Según el funcionario, se han impuesto el reto de formular planes para salvar el río en diez años. ¿Lo lograrán? Valer asegura que esto depende de la voluntad política de las autoridades de turno, pero lo más importante —dice— es el cambio de actitud respecto al uso del agua. “Esta tarea no solo le compete al Estado, sino a todos quienes la utilizamos de manera irresponsable”, advierte.
La Organización Mundial de la Salud recomienda que una persona debiera usar 100 litros de agua diarios.
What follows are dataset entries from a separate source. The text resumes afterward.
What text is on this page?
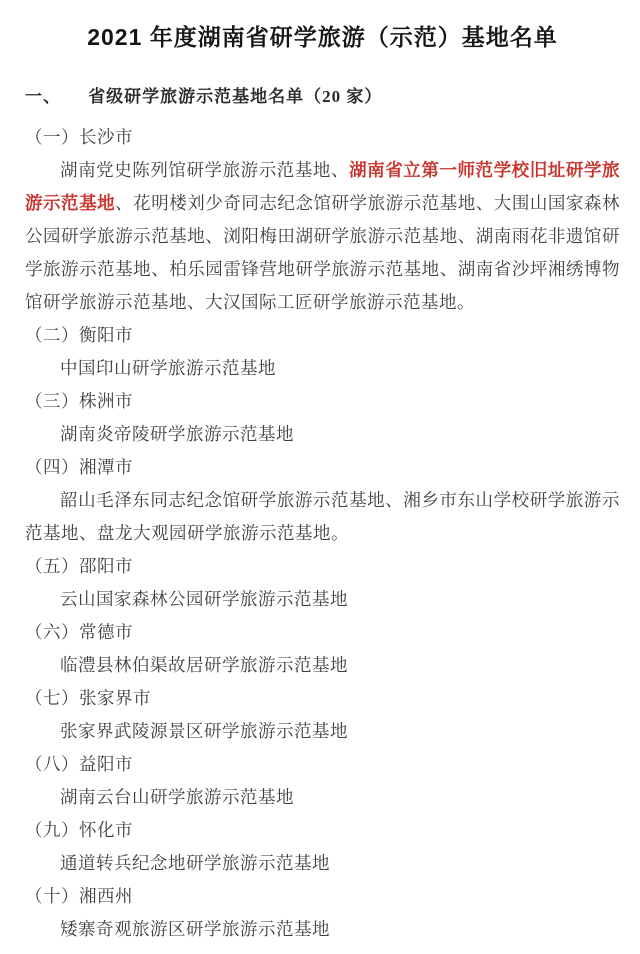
2021 年度湖南省研学旅游（示范）基地名单
一、 省级研学旅游示范基地名单（20 家）

（一）长沙市

湖南党史陈列馆研学旅游示范基地、湖南省立第一师范学校旧址研学旅游示范基地、花明楼刘少奇同志纪念馆研学旅游示范基地、大围山国家森林公园研学旅游示范基地、浏阳梅田湖研学旅游示范基地、湖南雨花非遗馆研学旅游示范基地、柏乐园雷锋营地研学旅游示范基地、湖南省沙坪湘绣博物馆研学旅游示范基地、大汉国际工匠研学旅游示范基地。

（二）衡阳市

中国印山研学旅游示范基地

（三）株洲市

湖南炎帝陵研学旅游示范基地

（四）湘潭市

韶山毛泽东同志纪念馆研学旅游示范基地、湘乡市东山学校研学旅游示范基地、盘龙大观园研学旅游示范基地。

（五）邵阳市

云山国家森林公园研学旅游示范基地

（六）常德市

临澧县林伯渠故居研学旅游示范基地

（七）张家界市

张家界武陵源景区研学旅游示范基地

（八）益阳市

湖南云台山研学旅游示范基地

（九）怀化市

通道转兵纪念地研学旅游示范基地

（十）湘西州

矮寨奇观旅游区研学旅游示范基地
En el Perú, el consumo promedio es de 163 litros, un exceso que resulta paradójico si vemos que en distritos como San Isidro puede llegar a 436 litros, mientras que en algunas zonas de San Juan de Lurigancho apenas es de 26. Otra comparación más: en Ciudad del Cabo, en Sudáfrica, el agua se ha racionado a 25 litros por persona debido a la sequía y el mal manejo del recurso.
En pleno verano limeño, pareciera que el Rímac, con sus aguas tormentosas y marrones, no se secará nunca. Sin embargo, la realidad es que este viejo símbolo y fuente de vida de la capital no es eterno. Volver a pensar en él y recuperar su ecosistema, como en el pasado, puede ser el inicio un futuro distinto.